The data mixture used in the pre-training of a language model is a cornerstone of its final performance. However, a static mixing strategy is suboptimal, as the model's learning preferences for various data domains shift dynamically throughout training. Crucially, observing these evolving preferences in a computationally efficient manner remains a significant challenge. To address this, we propose TiKMiX, a method that dynamically adjusts the data mixture according to the model's evolving preferences. TiKMiX introduces Group Influence, an efficient metric for evaluating the impact of data domains on the model. This metric enables the formulation of the data mixing problem as a search for an optimal, influence-maximizing distribution.
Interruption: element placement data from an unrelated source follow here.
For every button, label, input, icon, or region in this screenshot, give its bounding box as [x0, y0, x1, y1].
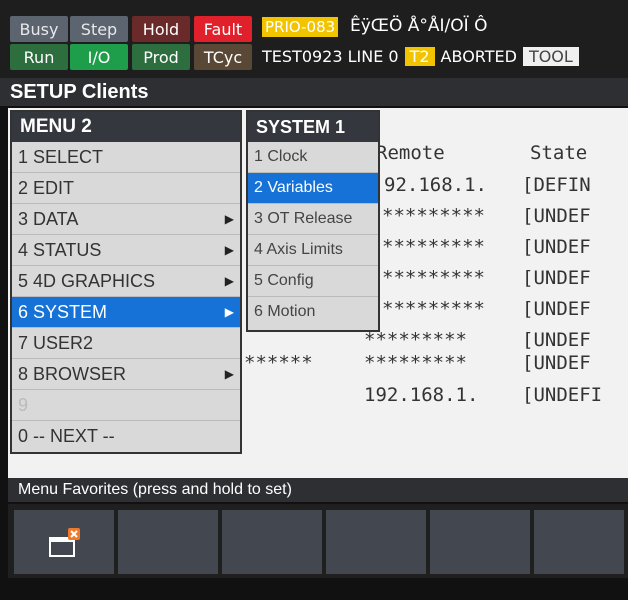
- menu-item-label: 8 BROWSER: [18, 364, 127, 384]
- menu-item-next[interactable]: 0 -- NEXT --: [12, 421, 240, 451]
- menu-item-user2[interactable]: 7 USER2: [12, 328, 240, 359]
- submenu-item-motion[interactable]: 6 Motion: [248, 297, 378, 327]
- menu-item-system[interactable]: 6 SYSTEM ▶: [12, 297, 240, 328]
- menu-item-label: 2 EDIT: [18, 178, 75, 198]
- remote-cell: 192.168.1.: [364, 384, 479, 406]
- remote-cell: *********: [364, 352, 467, 374]
- remote-cell: *********: [382, 236, 485, 258]
- state-cell: [UNDEF: [522, 352, 591, 374]
- step-indicator: Step: [70, 16, 128, 42]
- remote-cell: 92.168.1.: [384, 174, 487, 196]
- menu-item-9: 9: [12, 390, 240, 421]
- menu-item-label: 0 -- NEXT --: [18, 426, 115, 446]
- io-indicator: I/O: [70, 44, 128, 70]
- favorite-slot-4[interactable]: [326, 510, 426, 574]
- menu-item-status[interactable]: 4 STATUS ▶: [12, 235, 240, 266]
- menu-item-data[interactable]: 3 DATA ▶: [12, 204, 240, 235]
- remote-cell: *********: [382, 298, 485, 320]
- menu-item-label: 1 SELECT: [18, 147, 104, 167]
- submenu-arrow-icon: ▶: [224, 212, 234, 226]
- menu-title: MENU 2: [12, 112, 240, 142]
- menu-favorites-label: Menu Favorites (press and hold to set): [8, 478, 628, 502]
- menu-item-label: 4 STATUS: [18, 240, 102, 260]
- menu-item-edit[interactable]: 2 EDIT: [12, 173, 240, 204]
- menu-item-4d-graphics[interactable]: 5 4D GRAPHICS ▶: [12, 266, 240, 297]
- tcyc-indicator: TCyc: [194, 44, 252, 70]
- remote-cell: *********: [364, 329, 467, 351]
- state-cell: [UNDEF: [522, 329, 591, 351]
- menu-item-label: 6 SYSTEM: [18, 302, 108, 322]
- favorite-slot-5[interactable]: [430, 510, 530, 574]
- status-message: ÊÿŒÖ Å°ÅI/OÏ Ô: [350, 16, 488, 36]
- coord-frame-badge: TOOL: [522, 46, 579, 66]
- run-indicator: Run: [10, 44, 68, 70]
- menu-item-label: 3 DATA: [18, 209, 79, 229]
- favorites-bar: [8, 504, 628, 578]
- prod-indicator: Prod: [132, 44, 190, 70]
- submenu-arrow-icon: ▶: [224, 274, 234, 288]
- state-cell: [UNDEF: [522, 236, 591, 258]
- local-cell: ******: [244, 352, 313, 374]
- menu-item-select[interactable]: 1 SELECT: [12, 142, 240, 173]
- status-bar: Busy Step Hold Fault Run I/O Prod TCyc P…: [0, 0, 628, 78]
- program-name: TEST0923 LINE 0: [262, 46, 399, 66]
- system-submenu: SYSTEM 1 1 Clock 2 Variables 3 OT Releas…: [246, 110, 380, 332]
- program-status-line: TEST0923 LINE 0 T2 ABORTED TOOL: [262, 44, 579, 68]
- submenu-item-variables[interactable]: 2 Variables: [248, 173, 378, 204]
- remote-cell: *********: [382, 205, 485, 227]
- submenu-item-ot-release[interactable]: 3 OT Release: [248, 204, 378, 235]
- state-cell: [UNDEF: [522, 298, 591, 320]
- main-menu: MENU 2 1 SELECT 2 EDIT 3 DATA ▶ 4 STATUS ▶…: [10, 110, 242, 454]
- mode-badge: T2: [404, 46, 435, 66]
- priority-badge: PRIO-083: [262, 17, 339, 37]
- menu-item-label: 5 4D GRAPHICS: [18, 271, 156, 291]
- submenu-arrow-icon: ▶: [224, 243, 234, 257]
- execution-state: ABORTED: [440, 46, 517, 66]
- favorite-slot-1[interactable]: [14, 510, 114, 574]
- window-close-icon: [49, 528, 80, 557]
- submenu-title: SYSTEM 1: [248, 112, 378, 142]
- state-header: State: [530, 142, 588, 164]
- submenu-item-clock[interactable]: 1 Clock: [248, 142, 378, 173]
- remote-header: Remote: [376, 142, 445, 164]
- hold-indicator: Hold: [132, 16, 190, 42]
- state-cell: [UNDEFI: [522, 384, 603, 406]
- submenu-item-axis-limits[interactable]: 4 Axis Limits: [248, 235, 378, 266]
- fault-indicator: Fault: [194, 16, 252, 42]
- favorite-slot-3[interactable]: [222, 510, 322, 574]
- favorite-slot-2[interactable]: [118, 510, 218, 574]
- busy-indicator: Busy: [10, 16, 68, 42]
- state-cell: [DEFIN: [522, 174, 591, 196]
- favorite-slot-6[interactable]: [534, 510, 624, 574]
- remote-cell: *********: [382, 267, 485, 289]
- submenu-item-config[interactable]: 5 Config: [248, 266, 378, 297]
- menu-item-label: 9: [18, 395, 29, 415]
- state-cell: [UNDEF: [522, 267, 591, 289]
- submenu-arrow-icon: ▶: [224, 305, 234, 319]
- menu-item-label: 7 USER2: [18, 333, 94, 353]
- submenu-arrow-icon: ▶: [224, 367, 234, 381]
- state-cell: [UNDEF: [522, 205, 591, 227]
- menu-item-browser[interactable]: 8 BROWSER ▶: [12, 359, 240, 390]
- screen-title: SETUP Clients: [0, 78, 628, 106]
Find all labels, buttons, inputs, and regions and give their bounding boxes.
We solve this via two approaches: TiKMiX-D for direct optimization, and TiKMiX-M, which uses a regression model to predict a superior mixture. We trained models with different numbers of parameters, on up to 1 trillion tokens. TiKMiX-D exceeds the performance of state-of-the-art methods like REGMIX while using just 20% of the computational resources. TiKMiX-M leads to an average performance gain of 2% across 9 downstream benchmarks. Our experiments reveal that a model's data preferences evolve with training progress and scale, and we demonstrate that dynamically adjusting the data mixture based on Group Influence, a direct measure of these preferences, significantly improves performance by mitigating the underdigestion of data seen with static ratios.